La explicación emotiva del Duby —siempre justificando los actos cometidos, aunque a ratos externa que se arrepiente de ellos— refleja a un preso ajeno a la realidad de la cárcel, distante de estas paredes, omiso a las órdenes de los guardias, distinto en el sentir del resto de los internos.
—¿Es cierto que usabas los huesos de los sacrificados para hacerte invisible?
—Sí, para ser invisible necesitabas ponerte, como amuleto, un hueso de algunos de los que se entregaban como víctimas de re- conciliación en el sacrificio, y ya no te hacías visible a los ojos de tus enemigos… Yo pasé varias veces a Estados Unidos con mi camioneta, sin que me detectaran ni en la aduana, sólo con el amuleto.
—¿Y por qué no te hiciste invisible el día que te detuvieron?
—le grita desde su celda Ramírez Limón, quien no lo deja de tachar de loco.
—Usted cállese, compa, que a usted no hay nadie quien lo pele. Yo estoy platicando con estos camaradas, y mi pedo es cosa que a usted no le importa…
Apenas El Duby defiende su derecho a una plática sin intromisiones no deseadas cuando de manera inesperada Ramírez Limón lo reta a que se haga invisible y se meta a su celda para darse unas trompadas.
—Mire, compa —respondió El Duby—, le voy a decir una cosa y que le quede bien claro: hoy por la noche usted estará torciéndose de un dolor de panza y le saldrá por la boca una rana que va a tener en cada una de sus manos uno de sus riñones… y usted se va a morir del dolor.

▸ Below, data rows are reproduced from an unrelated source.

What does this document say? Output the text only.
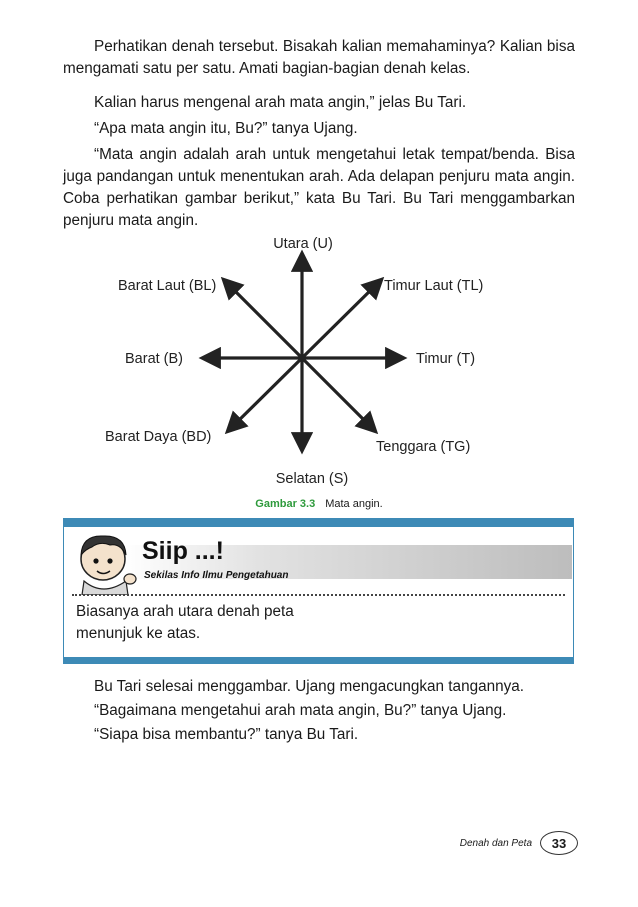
Perhatikan denah tersebut. Bisakah kalian memahaminya? Kalian bisa mengamati satu per satu. Amati bagian-bagian denah kelas.

Kalian harus mengenal arah mata angin,” jelas Bu Tari.

“Apa mata angin itu, Bu?” tanya Ujang.

“Mata angin adalah arah untuk mengetahui letak tempat/benda. Bisa juga pandangan untuk menentukan arah. Ada delapan penjuru mata angin. Coba perhatikan gambar berikut,” kata Bu Tari. Bu Tari menggambarkan penjuru mata angin.

Utara (U)
Timur Laut (TL)
Timur (T)
Tenggara (TG)
Selatan (S)
Barat Daya (BD)
Barat (B)
Barat Laut (BL)
Gambar 3.3 Mata angin.
Siip ...!
Sekilas Info Ilmu Pengetahuan
Biasanya arah utara denah peta
menunjuk ke atas.

Bu Tari selesai menggambar. Ujang mengacungkan tangannya.

“Bagaimana mengetahui arah mata angin, Bu?” tanya Ujang.

“Siapa bisa membantu?” tanya Bu Tari.

Denah dan Peta	33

La sentencia fue suficiente para que Ramírez Limón se quedara callado. Obviamente no pasó nada esa noche, ni nadie se murió de dolor de panza ni tampoco salieron ranas de la boca de nadie con riñones en las manos, pero fue una clara muestra de la forma en la que El Duby hacer valer su supremacía entre los reos de esta cárcel.

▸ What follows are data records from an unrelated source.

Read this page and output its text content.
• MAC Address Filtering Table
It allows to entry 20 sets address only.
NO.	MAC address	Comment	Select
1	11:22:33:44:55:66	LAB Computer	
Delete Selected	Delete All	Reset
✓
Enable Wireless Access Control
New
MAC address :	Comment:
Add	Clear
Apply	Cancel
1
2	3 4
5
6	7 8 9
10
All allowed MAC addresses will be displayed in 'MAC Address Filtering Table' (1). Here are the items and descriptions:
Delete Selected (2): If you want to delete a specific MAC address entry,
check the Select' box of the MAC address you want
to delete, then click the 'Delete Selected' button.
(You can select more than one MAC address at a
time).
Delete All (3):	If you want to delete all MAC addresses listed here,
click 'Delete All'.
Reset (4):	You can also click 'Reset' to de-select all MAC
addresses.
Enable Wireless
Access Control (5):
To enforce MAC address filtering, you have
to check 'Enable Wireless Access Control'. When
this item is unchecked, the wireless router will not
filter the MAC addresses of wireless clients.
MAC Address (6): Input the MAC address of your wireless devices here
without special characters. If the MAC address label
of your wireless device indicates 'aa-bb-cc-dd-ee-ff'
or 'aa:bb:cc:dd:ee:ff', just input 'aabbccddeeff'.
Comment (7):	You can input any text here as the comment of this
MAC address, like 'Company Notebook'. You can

Al Duby lo transfirieron al pasillo tres del coc por un ataque
de locura que sufrió esa tarde, luego de que la enfermera del módulo 8 se negó a suministrarle el medicamento que tiene asignado de manera rutinaria y controlada para el manejo de su esquizofrenia. Y es que el personal médico de la cárcel federal de Puente Grande también se divierte observando cómo pierden el control los presos que requieren fármacos prescritos por un psiquiatra externo, que ingresa para dar consulta en casos en los que así lo determina un juez.

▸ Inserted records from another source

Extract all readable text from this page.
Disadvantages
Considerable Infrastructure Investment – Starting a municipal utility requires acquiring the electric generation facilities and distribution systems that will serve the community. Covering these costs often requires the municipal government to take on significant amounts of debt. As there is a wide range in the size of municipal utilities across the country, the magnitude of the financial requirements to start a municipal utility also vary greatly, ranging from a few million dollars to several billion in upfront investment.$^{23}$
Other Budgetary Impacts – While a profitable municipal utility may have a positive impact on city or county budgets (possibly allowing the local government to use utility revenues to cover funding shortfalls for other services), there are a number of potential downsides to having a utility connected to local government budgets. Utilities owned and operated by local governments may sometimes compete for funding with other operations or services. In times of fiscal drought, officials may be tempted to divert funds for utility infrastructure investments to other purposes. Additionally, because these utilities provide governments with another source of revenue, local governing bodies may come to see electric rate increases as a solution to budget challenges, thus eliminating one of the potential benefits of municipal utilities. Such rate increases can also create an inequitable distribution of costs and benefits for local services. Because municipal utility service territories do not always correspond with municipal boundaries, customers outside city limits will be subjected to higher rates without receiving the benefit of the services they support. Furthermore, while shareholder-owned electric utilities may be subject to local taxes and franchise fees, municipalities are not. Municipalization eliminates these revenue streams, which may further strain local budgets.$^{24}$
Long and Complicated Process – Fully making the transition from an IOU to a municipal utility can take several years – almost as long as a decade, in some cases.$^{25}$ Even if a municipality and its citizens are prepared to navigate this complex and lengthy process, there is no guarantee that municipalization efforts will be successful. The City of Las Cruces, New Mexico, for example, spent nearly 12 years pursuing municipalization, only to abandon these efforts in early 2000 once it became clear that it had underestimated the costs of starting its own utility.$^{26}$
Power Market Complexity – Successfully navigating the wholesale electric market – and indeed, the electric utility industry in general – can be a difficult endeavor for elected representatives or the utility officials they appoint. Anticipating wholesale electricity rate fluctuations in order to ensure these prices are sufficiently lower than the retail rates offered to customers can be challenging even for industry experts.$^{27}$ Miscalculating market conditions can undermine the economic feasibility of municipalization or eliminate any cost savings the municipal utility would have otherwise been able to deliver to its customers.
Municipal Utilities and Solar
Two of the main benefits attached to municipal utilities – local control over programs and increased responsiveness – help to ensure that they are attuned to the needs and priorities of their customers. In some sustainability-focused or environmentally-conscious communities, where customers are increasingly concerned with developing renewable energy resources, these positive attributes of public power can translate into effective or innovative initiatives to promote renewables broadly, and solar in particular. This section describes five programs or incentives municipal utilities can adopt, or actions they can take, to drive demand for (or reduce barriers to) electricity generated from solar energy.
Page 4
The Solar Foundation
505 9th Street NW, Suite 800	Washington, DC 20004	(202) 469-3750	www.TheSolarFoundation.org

En constantes ocasiones, las enfermeras —desquiciadas y mor- bosas— suspenden arbitrariamente el medicamento bajo el más mínimo pretexto, tan sólo por escudriñar el grado de agresividad que manifiestan los internos. Eso propicia una respuesta más agresiva del personal de guardia, que de manera inmediata asila al preso y lo recluye en celdas de castigo.
Ése fue el caso del Duby, según lo explicó:
La enfermera le negó la pastilla de Rivotril que le correspondía para la comida; argumentó que la había olvidado en el hospital, pero a cambio le ofreció un analgésico. La omisión irritó tanto a este preso, que su reacción fue arremeter contra otros reclusos que
esperaban el medicamento en la misma fila. Así, aquella tarde del mes de junio de 2008 El Duby fue conducido al pasillo tres, a una de las celdas de castigo.
Encerrado en ese aposento, Álvaro Darío de León Valdez se olvida de pronto de la plática que sostiene, de las mentadas de madre de Ramírez Limón, de todo en su entorno, y comienza a tararear una canción imposible de identificar. A pregunta expresa, señala que se trata de un salmo que encontró en la Biblia y que él musicalizó para que se escuchara mejor.
—¿A poco no se oye más a toda madre con música? —pregunta acercándose a la celda.
—Se escucha a toda dar… Pero es un salmo a Dios —le alcanzó a decir desde la puerta de mi celda en donde me mantengo al tanto de la plática.
—Pos claro, carnalito. Los salmos son cantos a Dios, son cantos para agradar a la grandeza de Dios.
—Oye, pero tú ya te habías fugado una vez de la cárcel de San- ta Martha Acatitla, ¿no? —le pregunto para retomar la charla más allá del confuso concepto de adoración que manifiesta—. ¿Cuánto tiempo duraste fugado?
—Sí, ya me había fugado y la había hecho chido, pero una vieja me puso dedo; una ruca que conocí por un compa, pero era novia de un policía y me torcieron.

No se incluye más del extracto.